朝の静けさを破るように、事務所の電話が鳴り響いた。受話器を取ったのは、担当の私だった。電話の向こうには、シェルターの職員がいた。「ご主人からの暴力で避難してきた方がいらっしゃいます。これからそちらに伺ってお部屋を紹介していただけませんか?」


その言葉に、事務所内は一瞬ざわめいた。心が重くなるような緊張感が漂う。急いで部屋の確認をし、必要な契約書類を準備する。私たちの会社は、当日入居が可能で、保証人がいなくても社長との面談を通じて契約ができるという、少し風変わりなスタイルを持っている。

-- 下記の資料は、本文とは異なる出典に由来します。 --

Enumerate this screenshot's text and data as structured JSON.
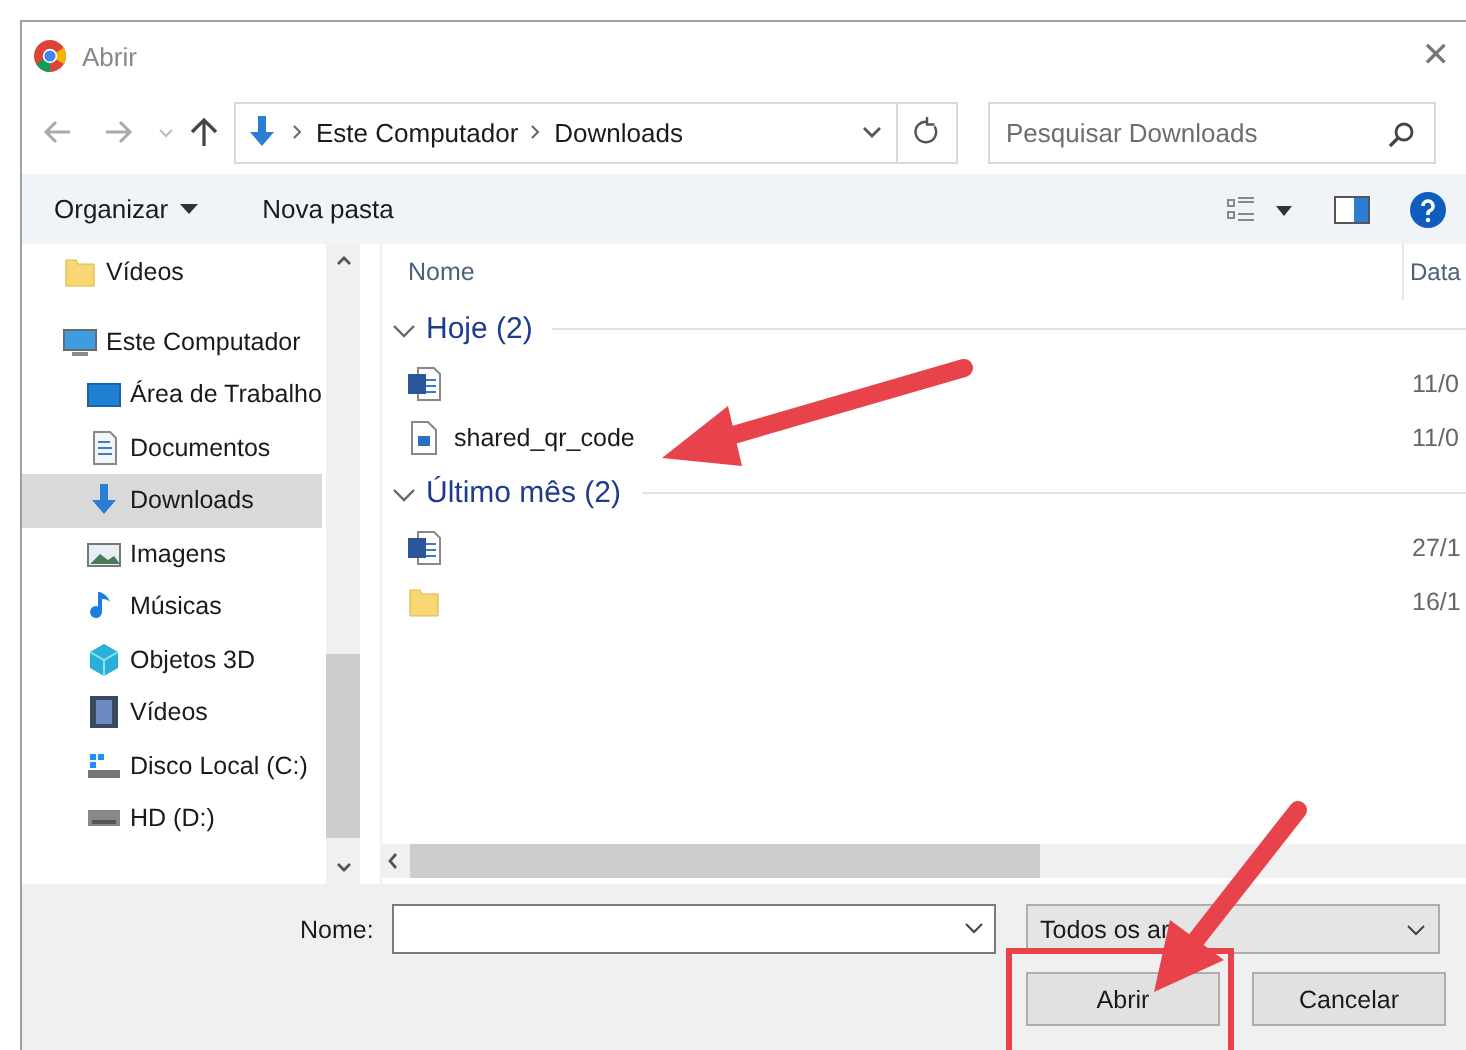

数分後、A子さんが事務所に現れた。彼女の顔は痛々しいほど腫れていて、見るからに辛い状況がうかがえた。心の中で息を飲みながら、彼女の目を直視するのがつらかった。


「離婚を前提に部屋を探しています。生活保護も申請するつもりです…」彼女は小さな声で話し始めた。保証人を頼むことができない事情があることも、私にはすぐに理解できた。


数件の物件を紹介し、彼女はようやく部屋を決めた。賃貸契約を結んだ後、社長との面談が始まる。A子さんは、涙を流しながら自らの悲しい過去を語った。親兄弟はすでに亡くなり、夫以外の人とは関わりを持たず、日常的に夫の暴力に悩まされていたとのこと。命の危険を感じ、シェルターに避難し、相談員の助言で部屋を探す決断をしたという。


社長は彼女の話を静かに聞き、穏やかな声で言った。「人生の立て直しに、頑張ってほしい。」


その言葉を聞いたA子さんの表情が、一瞬で安心に満ちたものに変わった。「ありがとうございます」と彼女は深くおじぎをし、涙をこらえながら微笑んだ。


こうして、A子さんは無事に新しい部屋を借りることができた。この新たな一歩が、彼女の人生を前向きに変えていくことを心から願った。彼女には、もう一度自分の人生を取り戻す機会が与えられたのだ。